Dos interesantes producciones se destacan en este “Aniversario con invitados”, y que de alguna vertebran posibles partes (letras) capitulares que ordenan tanto una incumbencia editorial muy distinta del resto de los convidados al banquete. Uno es el caso de Carolina Musa, que pasó buena parte de su juventud en Orán; editora y autora de libros apuntados al público infantil y juvenil (aunque también cuantiosa su producción poética), su texto titulado “Cigüeñal, aros, biela y bancada” explora el concepto de frontera, desde lo ominoso y lo cruento, hasta la desmitificación de sus decires y andares. Orán, Bermejo, río; son elementos que se van a reiterar a lo largo de la conformación paisajística de las doscientas páginas. La frontera geográfica, las sociales y las lingüísticas, las simbólicas y las literarias, juegan el rol que estructura los diálogos entre Argentina y Bolivia, las elucubraciones localistas y la corrupción de todos los turnos. En un ademán realista, Musa recorre el relato justamente en la perspectiva de quien vuelve después de mucho tiempo. “Está grande Orán”, dice el personaje, y así logra representar una idea clara en “Aniversario con invitados”: la retrospectiva mitológica de pueblo convive con la narrativa especulativa del presente moderno y visceral. El otro caso es el de Raquel Guzmán, autora imprescindible para entender la literatura salteña reciente, que la atraviesa y en ella repercute: poeta, cultora del microrrelato, doctora en humanidades y editora, en este caso aparece en el libro con una serie de ficciones breves tomadas de su libro “Verde brillar” (Macedonia Ediciones, 2022), en las cuales la operación del lenguaje es precisa, ejerciendo el laconismo no afectado de una prosa contundente a la vez que escueta, que en este libro será representativo de una voz en constante construcción incluso visual, en la puntuación y el espaciado, para libros que vendrán después


De Tartagal, se recuperan los cuentos de Gustavo Murillo y Fabio Martínez, ambos de títulos publicados por el Fondo Editorial de Salta (“Alas en la cabeza” y “Dioses del fuego”, respectivamente), que han aparecido en distintos formatos a través de los años, blogs y antologías físicas, libros digitales y portales de noticias. En el caso de Martínez, el libro homónimo resultó merecedor del Premio Literario Provincial de Salta 2014; al igual que otros autores que han recibido la misma distinción a través de los años están incluidos en la edición: Raquel Guzmán, Eduardo Atilio Romano y Alejandro Dallacaminá.  El conjunto lo completan Gregorio Torres, Víctor Chala Serrano y Antonio Sagarnaga. De la ciudad de Orán, y algunos de ellos también reeditados por el sello que dirige Santos Vergara, incluye los textos de: Dominga Puca Cáceres, Adrián Dib Chagra, Arnaldo Jiménez, Jorge Gomila y Gustavo Álvarez.
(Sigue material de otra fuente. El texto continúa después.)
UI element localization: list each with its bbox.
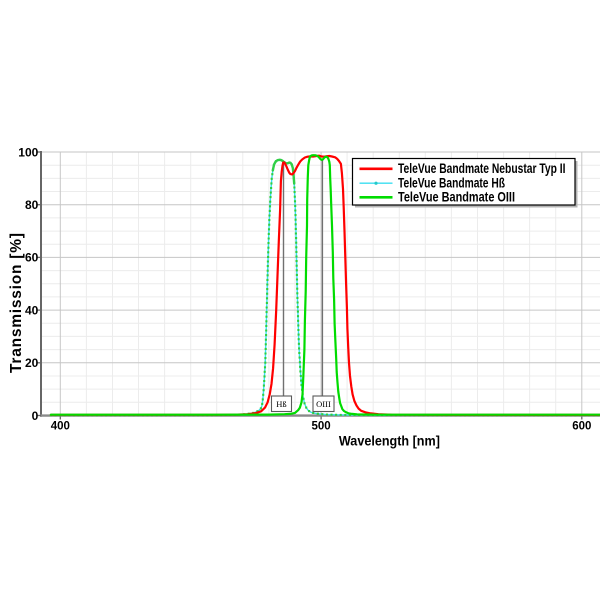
svg-text:OIII: OIII — [316, 399, 331, 409]
svg-text:Wavelength [nm]: Wavelength [nm] — [339, 433, 440, 449]
svg-text:Hß: Hß — [276, 399, 286, 409]
svg-text:500: 500 — [312, 420, 331, 432]
svg-text:TeleVue Bandmate Nebustar Typ: TeleVue Bandmate Nebustar Typ II — [398, 161, 566, 176]
svg-text:TeleVue Bandmate OIII: TeleVue Bandmate OIII — [398, 190, 515, 205]
svg-text:Transmission [%]: Transmission [%] — [8, 233, 25, 373]
svg-text:20: 20 — [25, 356, 39, 370]
svg-text:100: 100 — [18, 145, 38, 159]
svg-text:TeleVue Bandmate Hß: TeleVue Bandmate Hß — [398, 176, 505, 191]
svg-text:40: 40 — [25, 303, 39, 317]
svg-text:0: 0 — [32, 409, 39, 423]
svg-text:80: 80 — [25, 198, 39, 212]
svg-text:60: 60 — [25, 251, 39, 265]
svg-text:400: 400 — [51, 420, 70, 432]
svg-text:600: 600 — [572, 420, 591, 432]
Cualquier intento de antologar un territorio que es cuerpo mutable, al que Santos Vergara presta especial atención siendo antes que nada, lector de sus contemporáneos (práctica infrecuente en el escenario literario de cualquier país), sería incompleto e inabarcable, tarea quizás imposible y borgeana aunque no dispar de la objetiva política de publicación que atañe a un conjunto de tan variada índole; “cada autor aporta una visión particular de este universo fronterizo, conformando un caleidoscopio del territorio”, anima -o advierte- Vergara cerrando la idea de este montaje/fiesta que (acompañados por el informe final, “La producción literaria de Orán en cuarenta años de democracia”), reivindica el oficio de la palabra creativa en tiempos de silenciamiento y oscurantismos emulados. Pasión compartida, denomina el autor a esta aseveración existencial que hace ser en el lenguaje de su tribu, sus coterráneos, incluso aquellos que se encuentran geográficamente lejos o, tristemente, los que han partido ya del mundo. A ellos, justamente, está dedicado el libro que Santos Vergara, en la aún presente y activa labor literaria, que lejos de celebrar en una torre de marfil, elige celebrar con la obra de otros este tramo de la historia de la literatura del trópico salvaje.